Dynamics of Citizenship and Culture
Under conditions of increased mobility, globalising production and consumption, informalisation and the emergence of new political contestations, people value their world in new ways. What's more, they find themselves positioned differently in it, often unequally.
The Citizenship & Culture programme group examines how globalisation and economic transformations, demographic changes and welfare state restructuring have given rise to many new factors. These include class differentials, social and health risks, cultural hierarchies and deliberations and conflicts over citizenship and belonging in Western nation-states, particularly in urban neighbourhoods. To understand these changes, the group combines work on numerous sociologies - sociology of citizenship, of the welfare state, of risk, of emotion, of social movements along with urban sociology, migration sociology and cultural sociology.
Using a range of analytic and interpretive approaches, the group analyses how these changes affect social structures concerning class, gender, religion, sexuality and ethnicity, and how they translate into the spatial make-up of cities in advanced economies.

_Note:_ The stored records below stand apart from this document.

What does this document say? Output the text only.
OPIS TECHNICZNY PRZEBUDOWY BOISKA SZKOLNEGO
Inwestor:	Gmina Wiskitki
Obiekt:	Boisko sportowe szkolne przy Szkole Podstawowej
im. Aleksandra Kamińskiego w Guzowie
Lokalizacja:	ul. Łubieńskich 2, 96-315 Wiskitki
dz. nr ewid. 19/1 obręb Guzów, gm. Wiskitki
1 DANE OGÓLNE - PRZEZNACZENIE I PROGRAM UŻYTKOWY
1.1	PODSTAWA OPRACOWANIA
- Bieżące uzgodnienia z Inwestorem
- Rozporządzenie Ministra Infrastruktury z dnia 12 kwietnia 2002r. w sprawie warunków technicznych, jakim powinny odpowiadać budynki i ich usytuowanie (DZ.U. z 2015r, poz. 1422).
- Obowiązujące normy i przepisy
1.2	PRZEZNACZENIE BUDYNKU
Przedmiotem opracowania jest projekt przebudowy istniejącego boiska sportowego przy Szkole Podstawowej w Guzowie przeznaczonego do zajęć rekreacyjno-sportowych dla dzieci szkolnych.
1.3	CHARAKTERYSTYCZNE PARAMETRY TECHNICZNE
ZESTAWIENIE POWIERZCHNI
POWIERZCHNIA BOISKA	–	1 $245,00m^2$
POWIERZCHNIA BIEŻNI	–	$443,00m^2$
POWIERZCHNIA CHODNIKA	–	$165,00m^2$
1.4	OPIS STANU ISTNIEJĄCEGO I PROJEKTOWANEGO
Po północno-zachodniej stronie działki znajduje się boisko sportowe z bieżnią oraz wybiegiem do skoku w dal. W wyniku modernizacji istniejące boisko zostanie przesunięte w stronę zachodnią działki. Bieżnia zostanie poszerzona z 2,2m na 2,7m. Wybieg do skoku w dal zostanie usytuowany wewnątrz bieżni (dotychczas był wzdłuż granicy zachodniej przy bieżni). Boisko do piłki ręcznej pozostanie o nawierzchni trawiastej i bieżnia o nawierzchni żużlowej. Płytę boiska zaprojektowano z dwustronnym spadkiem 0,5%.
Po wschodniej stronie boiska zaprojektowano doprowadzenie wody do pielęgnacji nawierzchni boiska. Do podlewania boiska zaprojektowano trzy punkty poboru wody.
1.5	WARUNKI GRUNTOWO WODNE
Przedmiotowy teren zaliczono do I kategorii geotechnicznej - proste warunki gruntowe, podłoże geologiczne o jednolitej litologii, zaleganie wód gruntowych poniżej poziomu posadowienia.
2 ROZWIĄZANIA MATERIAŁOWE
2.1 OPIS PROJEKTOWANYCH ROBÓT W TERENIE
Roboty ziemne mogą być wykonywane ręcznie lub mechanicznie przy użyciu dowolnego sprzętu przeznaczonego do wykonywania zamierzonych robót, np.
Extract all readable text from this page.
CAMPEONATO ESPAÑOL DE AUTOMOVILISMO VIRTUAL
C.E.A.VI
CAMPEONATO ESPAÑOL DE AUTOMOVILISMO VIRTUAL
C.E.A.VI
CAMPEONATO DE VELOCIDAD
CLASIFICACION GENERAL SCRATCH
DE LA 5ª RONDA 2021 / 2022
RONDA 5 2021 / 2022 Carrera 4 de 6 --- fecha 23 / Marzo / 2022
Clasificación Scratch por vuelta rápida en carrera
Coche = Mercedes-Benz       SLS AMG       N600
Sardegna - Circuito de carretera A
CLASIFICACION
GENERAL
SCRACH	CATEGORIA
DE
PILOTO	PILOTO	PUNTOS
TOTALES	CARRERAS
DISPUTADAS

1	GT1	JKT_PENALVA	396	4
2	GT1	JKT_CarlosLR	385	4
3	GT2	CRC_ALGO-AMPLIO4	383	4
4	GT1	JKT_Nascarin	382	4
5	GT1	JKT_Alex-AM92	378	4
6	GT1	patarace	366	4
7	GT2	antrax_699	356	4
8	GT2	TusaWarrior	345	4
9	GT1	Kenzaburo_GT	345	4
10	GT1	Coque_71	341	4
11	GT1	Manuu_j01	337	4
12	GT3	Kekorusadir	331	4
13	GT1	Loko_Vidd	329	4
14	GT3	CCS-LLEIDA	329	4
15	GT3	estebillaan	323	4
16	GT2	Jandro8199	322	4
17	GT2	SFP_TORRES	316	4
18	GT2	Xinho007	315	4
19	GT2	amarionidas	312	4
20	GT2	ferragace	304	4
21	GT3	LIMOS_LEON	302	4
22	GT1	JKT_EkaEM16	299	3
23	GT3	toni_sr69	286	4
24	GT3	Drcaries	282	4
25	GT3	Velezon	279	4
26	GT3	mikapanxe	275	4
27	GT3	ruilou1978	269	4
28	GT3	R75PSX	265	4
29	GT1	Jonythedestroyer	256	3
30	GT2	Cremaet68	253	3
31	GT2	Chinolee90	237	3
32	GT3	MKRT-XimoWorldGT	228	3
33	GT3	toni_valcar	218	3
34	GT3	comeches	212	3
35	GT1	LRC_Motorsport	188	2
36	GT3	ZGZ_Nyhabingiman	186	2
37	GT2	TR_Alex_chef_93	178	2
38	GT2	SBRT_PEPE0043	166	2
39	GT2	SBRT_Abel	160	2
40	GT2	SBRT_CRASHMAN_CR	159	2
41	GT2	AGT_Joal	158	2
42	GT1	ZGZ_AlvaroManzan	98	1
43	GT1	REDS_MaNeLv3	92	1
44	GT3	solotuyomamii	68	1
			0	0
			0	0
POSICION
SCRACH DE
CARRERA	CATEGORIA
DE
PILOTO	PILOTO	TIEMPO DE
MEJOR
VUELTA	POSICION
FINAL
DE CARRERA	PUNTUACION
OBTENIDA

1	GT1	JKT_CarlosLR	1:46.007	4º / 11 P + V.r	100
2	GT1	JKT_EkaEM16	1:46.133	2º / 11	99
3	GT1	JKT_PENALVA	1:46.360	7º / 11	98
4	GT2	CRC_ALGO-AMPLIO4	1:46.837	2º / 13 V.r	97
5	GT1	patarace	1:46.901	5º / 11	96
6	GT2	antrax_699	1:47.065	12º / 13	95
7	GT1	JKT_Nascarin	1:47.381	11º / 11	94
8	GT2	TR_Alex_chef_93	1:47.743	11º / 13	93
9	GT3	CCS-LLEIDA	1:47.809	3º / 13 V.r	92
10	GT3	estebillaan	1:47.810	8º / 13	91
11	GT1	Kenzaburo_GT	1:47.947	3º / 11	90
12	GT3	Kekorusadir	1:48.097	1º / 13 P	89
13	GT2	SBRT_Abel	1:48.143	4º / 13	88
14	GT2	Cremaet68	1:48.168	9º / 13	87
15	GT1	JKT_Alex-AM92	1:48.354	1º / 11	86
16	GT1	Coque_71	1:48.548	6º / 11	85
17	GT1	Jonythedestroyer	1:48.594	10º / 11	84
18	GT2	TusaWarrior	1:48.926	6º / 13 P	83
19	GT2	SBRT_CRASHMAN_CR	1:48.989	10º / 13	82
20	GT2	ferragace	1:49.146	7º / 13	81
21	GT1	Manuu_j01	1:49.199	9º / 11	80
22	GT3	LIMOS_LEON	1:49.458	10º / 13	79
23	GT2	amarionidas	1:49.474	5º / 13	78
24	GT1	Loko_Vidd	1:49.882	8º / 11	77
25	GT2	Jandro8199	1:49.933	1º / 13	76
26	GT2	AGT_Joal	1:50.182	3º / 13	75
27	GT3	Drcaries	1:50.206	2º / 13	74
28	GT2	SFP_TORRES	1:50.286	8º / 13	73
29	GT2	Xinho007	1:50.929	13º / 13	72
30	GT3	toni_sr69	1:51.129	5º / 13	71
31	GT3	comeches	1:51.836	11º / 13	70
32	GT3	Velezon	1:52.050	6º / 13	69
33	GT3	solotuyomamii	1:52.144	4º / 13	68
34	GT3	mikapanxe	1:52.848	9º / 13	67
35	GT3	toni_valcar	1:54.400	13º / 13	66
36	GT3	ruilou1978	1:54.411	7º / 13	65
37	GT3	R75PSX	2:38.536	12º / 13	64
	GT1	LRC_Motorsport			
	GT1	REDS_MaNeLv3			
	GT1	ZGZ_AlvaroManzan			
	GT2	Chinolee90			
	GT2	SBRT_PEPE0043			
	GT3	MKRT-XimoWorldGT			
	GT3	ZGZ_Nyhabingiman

A shared aim is to convey how people locate themselves and others in new social hierarchies, how emotions are managed, how people create meaningful places and how they protect or expand their rights. Of interest are possible articulations or conflicts between the various aspects of citizenship. The programme group investigates the work and impact of cultural analysts - ranging from journalists to fashion designers - in a transnational perspective. Researched, too, is the interplay between the management of health, risks, trust and citizens' active involvement. The group includes specialists in mixed methods, interviewing, ethnography, participant observation, case studies, discourse analysis, comparative studies and much more.